A copperheaded, snub-nosed, wasting runt. A pattern of sally rods bound by skin and rash and groaning like a demon.
Mary brought a gentle hand to Micheál’s forehead and pushed the hair back from it. He was drooling: a watery line of spittle ran from the corner of his mouth across his face. Mary smoothed it away with the back of her hand and wiped it on the blanket.
The widow must be ashamed of the boy. That is why Nóra had not told her.
What had her daughter done to deserve such a child?
If a woman could bestow a harelip on a baby by meeting a hare in the road, what ill thing was met with to turn a boy ragged and skew the bones in his skin? It must have been a grave sin, to thwart a child in the womb so.
But he had not been born this way, the widow had said.

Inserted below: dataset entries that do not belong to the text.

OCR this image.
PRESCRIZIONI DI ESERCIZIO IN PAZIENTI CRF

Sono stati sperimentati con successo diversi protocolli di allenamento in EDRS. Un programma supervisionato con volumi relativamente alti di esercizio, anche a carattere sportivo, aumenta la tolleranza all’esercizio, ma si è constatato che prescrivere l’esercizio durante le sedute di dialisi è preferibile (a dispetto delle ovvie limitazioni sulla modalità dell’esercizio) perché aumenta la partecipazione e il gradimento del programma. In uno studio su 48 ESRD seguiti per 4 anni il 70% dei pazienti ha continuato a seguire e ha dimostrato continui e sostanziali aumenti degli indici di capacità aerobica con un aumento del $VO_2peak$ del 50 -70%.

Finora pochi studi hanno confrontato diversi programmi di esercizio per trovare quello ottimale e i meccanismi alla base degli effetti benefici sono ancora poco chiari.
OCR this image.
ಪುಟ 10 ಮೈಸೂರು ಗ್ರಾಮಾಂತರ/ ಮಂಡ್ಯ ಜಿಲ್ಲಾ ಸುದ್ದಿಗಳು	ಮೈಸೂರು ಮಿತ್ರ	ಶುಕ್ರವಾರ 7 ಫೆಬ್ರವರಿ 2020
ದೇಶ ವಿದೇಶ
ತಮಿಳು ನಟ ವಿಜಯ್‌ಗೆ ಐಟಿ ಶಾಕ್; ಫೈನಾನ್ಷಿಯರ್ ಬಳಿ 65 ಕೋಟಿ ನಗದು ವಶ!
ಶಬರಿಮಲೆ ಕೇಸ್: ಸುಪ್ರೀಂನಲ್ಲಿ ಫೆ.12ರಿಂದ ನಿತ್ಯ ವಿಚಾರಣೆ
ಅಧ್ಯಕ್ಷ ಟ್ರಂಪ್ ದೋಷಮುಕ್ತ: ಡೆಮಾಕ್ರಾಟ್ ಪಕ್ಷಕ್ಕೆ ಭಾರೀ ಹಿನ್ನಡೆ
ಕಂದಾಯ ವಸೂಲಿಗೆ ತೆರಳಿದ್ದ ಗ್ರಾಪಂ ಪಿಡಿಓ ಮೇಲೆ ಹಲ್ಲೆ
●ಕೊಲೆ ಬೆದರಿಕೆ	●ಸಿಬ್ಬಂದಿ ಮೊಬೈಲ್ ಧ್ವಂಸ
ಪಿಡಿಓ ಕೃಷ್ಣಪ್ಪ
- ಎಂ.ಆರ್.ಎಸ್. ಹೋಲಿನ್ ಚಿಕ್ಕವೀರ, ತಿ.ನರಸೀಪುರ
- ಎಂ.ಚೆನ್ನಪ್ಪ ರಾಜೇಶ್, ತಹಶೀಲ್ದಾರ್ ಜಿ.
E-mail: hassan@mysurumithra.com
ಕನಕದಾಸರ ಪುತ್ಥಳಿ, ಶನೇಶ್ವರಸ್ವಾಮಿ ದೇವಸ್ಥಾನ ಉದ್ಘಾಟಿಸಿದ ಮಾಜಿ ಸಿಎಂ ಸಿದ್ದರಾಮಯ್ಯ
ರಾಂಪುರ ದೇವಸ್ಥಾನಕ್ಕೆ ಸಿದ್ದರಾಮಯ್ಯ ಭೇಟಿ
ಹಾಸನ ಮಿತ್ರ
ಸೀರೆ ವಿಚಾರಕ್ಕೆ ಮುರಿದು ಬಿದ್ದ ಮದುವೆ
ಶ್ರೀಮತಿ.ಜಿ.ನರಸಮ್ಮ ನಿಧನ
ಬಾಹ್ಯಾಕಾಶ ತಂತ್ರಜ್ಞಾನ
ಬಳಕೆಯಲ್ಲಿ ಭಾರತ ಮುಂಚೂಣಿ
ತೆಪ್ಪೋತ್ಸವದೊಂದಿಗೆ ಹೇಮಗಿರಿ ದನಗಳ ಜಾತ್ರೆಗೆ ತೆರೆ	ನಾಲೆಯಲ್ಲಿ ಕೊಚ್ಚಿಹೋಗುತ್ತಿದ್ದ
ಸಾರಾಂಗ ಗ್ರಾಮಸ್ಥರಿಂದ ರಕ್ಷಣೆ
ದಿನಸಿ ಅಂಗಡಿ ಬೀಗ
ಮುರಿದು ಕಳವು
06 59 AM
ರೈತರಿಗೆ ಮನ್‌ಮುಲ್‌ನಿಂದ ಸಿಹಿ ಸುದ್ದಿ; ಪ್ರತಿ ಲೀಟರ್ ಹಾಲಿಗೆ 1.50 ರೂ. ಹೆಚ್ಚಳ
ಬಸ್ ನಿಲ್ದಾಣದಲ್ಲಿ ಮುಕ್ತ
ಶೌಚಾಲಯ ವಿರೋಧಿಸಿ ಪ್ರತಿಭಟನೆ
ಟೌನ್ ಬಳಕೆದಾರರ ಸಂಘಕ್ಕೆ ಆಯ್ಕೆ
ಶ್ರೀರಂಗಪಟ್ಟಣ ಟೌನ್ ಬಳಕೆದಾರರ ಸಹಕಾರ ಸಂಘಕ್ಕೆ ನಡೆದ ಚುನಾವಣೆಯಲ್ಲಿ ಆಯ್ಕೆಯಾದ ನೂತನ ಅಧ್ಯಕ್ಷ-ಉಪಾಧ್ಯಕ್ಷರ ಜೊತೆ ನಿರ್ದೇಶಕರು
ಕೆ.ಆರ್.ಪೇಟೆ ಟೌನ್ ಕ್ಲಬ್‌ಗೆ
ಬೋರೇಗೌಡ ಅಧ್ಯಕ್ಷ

Perhaps something had struck him down.
There was nothing for it, Mary decided. She could not go home. This farm, this valley – like a pock in the skin of the earth, sunk between the height of rocky mountains – was hers to know for the next half-year. She would have to bite down on her lip and work. She was earning real money for her family, and as long as she and David were out and gathering shillings, there would be no eviction. She could stand six months with a hard, contrary woman and a bone-racked boy. Then she’d be back on the rushes with her brothers and sisters, and her father’s low voice saying the rosary, and they would all fall asleep by the warmth of their fire and not even the whistling wind would wake them.